Kinglake, Victoria; Australia;
- Broadcast area: Shire of Murrindindi
- Frequency: 97.1 MHz FM
- Branding: 97.1 ABC Kinglake Ranges

Programming
- Format: Local news, talk and music
- Affiliations: ABC Local Radio

Ownership
- Owner: Australian Broadcasting Corporation

History
- First air date: 9 March 2009
- Last air date: July 2009

Technical information
- Translator: 97.3 MHz FM Flowerdale

Links
- Website: www.abc.net.au

= ABC Kinglake Ranges =

Temporary radio station in Kinglake, Victoria

ABC Kinglake Ranges was a temporary radio service broadcasting from Kinglake, Victoria, Australia, to areas in the Shire of Murrindindi affected by the Black Saturday bushfires of 2009. The station was first broadcast on 9 March 2009, initially from a makeshift transmitter on 97.1FM. Coverage extended to the towns of Flowerdale and Hazeldene through the local repeater of the Wodonga-based ABC Goulburn Murray service.

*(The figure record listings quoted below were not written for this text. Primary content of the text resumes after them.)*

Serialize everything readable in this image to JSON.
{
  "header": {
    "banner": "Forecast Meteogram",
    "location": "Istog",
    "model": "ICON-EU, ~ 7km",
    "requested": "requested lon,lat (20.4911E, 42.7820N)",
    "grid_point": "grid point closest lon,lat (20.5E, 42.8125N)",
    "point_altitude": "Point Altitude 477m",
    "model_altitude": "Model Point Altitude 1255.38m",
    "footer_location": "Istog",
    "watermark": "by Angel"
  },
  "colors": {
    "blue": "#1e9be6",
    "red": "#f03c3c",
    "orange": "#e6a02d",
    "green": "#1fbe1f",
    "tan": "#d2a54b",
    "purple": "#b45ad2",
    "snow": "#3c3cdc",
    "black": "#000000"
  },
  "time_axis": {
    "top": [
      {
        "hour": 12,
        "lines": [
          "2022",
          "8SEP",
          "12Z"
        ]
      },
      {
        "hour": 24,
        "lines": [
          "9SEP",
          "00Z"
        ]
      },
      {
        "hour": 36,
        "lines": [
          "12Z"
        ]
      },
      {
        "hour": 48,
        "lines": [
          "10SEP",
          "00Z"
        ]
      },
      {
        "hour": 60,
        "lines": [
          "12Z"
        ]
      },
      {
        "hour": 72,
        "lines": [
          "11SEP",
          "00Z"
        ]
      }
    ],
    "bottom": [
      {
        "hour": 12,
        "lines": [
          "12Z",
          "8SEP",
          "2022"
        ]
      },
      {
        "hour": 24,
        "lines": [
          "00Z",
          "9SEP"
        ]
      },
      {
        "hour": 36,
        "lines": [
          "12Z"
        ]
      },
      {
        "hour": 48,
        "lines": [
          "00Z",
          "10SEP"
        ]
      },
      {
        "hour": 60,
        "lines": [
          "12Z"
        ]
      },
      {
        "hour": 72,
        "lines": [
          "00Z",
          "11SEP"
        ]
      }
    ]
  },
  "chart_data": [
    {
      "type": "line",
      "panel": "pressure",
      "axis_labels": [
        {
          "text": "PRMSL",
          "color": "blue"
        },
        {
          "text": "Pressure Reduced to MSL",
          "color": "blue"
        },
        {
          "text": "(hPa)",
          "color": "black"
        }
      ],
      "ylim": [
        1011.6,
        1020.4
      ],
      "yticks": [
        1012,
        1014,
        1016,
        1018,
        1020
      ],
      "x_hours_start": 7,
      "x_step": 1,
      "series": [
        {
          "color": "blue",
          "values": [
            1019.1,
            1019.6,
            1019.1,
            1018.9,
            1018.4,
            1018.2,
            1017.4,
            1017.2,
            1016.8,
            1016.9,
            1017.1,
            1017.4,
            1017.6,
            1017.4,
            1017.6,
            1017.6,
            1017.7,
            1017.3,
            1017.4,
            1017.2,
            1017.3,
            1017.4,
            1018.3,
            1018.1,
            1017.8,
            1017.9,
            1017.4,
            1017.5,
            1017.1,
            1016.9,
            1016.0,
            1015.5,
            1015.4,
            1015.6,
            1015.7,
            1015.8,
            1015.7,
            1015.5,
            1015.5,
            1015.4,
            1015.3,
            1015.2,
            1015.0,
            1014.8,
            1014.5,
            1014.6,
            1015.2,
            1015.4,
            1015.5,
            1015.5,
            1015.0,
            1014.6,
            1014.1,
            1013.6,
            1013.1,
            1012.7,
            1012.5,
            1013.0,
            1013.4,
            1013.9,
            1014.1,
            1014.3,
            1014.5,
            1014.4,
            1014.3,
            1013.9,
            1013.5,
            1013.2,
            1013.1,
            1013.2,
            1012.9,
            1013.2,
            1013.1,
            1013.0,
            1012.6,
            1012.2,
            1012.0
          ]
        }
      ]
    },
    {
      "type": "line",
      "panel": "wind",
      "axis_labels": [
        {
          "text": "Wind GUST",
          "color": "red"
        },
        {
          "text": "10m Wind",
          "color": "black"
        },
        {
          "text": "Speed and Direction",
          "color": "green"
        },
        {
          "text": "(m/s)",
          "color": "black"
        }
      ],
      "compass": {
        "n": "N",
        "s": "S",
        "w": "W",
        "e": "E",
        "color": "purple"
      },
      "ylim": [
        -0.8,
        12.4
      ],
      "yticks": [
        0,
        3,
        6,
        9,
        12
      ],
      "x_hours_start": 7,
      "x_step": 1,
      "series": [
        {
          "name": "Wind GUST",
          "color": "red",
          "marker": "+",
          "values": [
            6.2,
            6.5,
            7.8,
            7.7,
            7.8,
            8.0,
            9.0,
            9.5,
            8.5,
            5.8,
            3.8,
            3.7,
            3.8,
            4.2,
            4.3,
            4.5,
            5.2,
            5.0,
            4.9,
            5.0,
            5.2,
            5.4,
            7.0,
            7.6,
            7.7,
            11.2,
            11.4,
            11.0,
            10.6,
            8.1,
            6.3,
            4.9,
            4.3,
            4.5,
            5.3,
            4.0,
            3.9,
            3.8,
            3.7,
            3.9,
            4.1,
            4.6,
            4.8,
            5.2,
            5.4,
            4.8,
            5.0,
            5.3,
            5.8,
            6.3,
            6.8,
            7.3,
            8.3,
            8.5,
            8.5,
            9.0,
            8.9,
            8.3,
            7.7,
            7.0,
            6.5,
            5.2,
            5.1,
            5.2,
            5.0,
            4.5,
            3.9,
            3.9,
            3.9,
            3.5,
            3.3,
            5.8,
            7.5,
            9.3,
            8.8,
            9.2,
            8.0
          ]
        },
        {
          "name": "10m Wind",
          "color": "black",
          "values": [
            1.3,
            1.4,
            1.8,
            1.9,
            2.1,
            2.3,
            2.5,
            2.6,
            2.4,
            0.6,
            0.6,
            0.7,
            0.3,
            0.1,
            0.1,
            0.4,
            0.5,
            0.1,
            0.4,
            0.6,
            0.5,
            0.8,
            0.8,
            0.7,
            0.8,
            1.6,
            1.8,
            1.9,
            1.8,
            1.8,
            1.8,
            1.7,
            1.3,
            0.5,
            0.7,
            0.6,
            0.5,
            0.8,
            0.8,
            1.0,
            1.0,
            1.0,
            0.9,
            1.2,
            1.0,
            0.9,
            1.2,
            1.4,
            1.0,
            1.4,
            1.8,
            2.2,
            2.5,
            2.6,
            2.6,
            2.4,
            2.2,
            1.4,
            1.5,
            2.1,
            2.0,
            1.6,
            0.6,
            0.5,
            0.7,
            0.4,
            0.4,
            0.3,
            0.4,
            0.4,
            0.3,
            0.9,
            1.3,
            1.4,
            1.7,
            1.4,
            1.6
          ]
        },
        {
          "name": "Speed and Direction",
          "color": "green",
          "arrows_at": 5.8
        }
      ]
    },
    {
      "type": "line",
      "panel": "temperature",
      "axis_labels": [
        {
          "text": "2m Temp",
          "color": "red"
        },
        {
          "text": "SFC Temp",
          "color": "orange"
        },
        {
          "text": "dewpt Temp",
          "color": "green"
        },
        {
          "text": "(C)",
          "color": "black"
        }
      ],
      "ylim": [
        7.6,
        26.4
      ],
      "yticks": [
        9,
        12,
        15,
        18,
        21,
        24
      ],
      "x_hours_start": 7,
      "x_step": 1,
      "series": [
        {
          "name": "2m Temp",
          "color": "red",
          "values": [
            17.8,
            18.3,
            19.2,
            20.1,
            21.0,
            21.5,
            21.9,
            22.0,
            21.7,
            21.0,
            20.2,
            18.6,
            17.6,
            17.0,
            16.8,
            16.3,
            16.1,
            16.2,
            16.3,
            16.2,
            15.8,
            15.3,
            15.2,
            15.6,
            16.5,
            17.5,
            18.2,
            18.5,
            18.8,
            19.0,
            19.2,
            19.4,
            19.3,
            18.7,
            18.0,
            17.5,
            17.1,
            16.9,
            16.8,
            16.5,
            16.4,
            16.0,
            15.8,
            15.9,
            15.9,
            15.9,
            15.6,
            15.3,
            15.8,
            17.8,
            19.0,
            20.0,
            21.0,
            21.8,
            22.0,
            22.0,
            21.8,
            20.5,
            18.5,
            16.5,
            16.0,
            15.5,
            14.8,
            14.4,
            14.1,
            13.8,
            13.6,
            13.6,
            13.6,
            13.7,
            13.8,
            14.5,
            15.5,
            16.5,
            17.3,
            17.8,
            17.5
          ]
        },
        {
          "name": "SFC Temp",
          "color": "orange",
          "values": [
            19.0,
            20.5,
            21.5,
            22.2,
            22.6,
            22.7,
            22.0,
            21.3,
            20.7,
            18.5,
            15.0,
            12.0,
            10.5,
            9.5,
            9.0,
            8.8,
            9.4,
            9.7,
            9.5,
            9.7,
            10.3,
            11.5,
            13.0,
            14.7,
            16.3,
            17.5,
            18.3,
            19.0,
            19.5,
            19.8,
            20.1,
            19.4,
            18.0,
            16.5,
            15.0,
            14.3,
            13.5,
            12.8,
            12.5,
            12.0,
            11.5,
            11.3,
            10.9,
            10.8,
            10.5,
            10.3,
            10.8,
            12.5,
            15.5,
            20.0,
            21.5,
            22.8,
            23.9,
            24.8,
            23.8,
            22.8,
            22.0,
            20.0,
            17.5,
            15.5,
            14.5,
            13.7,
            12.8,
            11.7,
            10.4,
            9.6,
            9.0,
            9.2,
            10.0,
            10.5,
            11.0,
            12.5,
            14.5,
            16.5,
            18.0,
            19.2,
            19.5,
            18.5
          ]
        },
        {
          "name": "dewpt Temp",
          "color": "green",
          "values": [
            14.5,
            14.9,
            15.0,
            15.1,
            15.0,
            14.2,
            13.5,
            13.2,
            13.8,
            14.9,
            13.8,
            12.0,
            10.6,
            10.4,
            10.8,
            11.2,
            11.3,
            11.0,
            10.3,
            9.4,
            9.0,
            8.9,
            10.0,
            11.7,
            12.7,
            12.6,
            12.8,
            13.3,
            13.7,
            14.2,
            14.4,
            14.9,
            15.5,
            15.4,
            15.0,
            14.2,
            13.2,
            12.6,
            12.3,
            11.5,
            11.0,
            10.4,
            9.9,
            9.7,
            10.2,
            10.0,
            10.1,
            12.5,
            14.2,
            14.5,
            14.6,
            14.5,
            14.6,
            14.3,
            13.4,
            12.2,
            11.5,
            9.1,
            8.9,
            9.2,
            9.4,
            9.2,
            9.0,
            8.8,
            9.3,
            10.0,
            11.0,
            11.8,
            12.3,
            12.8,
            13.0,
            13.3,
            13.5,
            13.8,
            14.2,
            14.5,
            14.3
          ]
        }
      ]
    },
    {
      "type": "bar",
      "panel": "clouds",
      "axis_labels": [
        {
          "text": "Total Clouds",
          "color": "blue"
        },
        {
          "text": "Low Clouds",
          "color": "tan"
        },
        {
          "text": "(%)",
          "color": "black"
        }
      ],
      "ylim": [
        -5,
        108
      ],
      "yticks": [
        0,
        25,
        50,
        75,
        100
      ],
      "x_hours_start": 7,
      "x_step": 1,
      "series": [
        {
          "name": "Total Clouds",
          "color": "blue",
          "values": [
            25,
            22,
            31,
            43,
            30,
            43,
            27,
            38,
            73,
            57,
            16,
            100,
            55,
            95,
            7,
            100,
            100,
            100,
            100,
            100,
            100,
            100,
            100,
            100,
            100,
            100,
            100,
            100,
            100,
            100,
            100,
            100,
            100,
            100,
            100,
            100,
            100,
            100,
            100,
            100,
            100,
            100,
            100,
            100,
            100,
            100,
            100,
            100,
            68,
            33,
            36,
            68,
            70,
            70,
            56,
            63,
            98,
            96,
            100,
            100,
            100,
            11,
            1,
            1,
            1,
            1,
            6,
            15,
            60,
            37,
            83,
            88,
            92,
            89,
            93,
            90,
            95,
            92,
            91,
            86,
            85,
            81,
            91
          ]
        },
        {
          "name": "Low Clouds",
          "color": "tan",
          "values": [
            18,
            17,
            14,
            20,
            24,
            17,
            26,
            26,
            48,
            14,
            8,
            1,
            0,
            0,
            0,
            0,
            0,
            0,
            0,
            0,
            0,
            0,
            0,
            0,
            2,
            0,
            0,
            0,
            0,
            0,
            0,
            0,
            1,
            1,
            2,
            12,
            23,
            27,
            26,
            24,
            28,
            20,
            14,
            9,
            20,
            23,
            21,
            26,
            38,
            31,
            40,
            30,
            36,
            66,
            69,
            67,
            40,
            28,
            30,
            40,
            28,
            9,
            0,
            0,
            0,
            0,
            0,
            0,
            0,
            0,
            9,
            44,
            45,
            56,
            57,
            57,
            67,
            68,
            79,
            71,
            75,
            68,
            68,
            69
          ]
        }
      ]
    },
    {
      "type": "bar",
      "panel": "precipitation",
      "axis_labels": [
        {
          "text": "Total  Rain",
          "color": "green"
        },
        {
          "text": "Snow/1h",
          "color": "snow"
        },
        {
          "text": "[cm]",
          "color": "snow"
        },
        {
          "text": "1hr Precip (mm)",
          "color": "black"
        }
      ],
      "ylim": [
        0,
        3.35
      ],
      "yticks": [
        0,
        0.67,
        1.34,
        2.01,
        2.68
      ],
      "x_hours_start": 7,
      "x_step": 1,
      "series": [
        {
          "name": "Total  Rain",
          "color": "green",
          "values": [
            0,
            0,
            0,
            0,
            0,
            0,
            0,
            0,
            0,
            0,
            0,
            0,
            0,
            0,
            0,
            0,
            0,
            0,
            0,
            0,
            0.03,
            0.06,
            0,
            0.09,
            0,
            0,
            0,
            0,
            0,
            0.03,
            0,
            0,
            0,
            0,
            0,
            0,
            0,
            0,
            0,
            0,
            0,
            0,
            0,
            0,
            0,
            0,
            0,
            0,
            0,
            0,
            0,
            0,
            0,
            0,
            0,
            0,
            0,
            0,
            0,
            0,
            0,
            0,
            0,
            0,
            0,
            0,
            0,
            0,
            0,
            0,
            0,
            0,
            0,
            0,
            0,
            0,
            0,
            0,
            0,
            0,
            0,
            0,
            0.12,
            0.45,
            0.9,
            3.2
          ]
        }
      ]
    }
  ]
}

The station broadcast a local breakfast program, presented from the studios of 774 ABC Melbourne by Louise Fitzroy. A mornings program was presented from temporary studios in Kinglake by Simon Rogers, with additional community-focused programming and simulcasts of national programming from ABC Local Radio.

In July 2009, the service ceased broadcasting after five months on air. Alexandra-based UGFM commenced operation of a permanent community radio station on 94.5FM in Kinglake from 6 September 2009.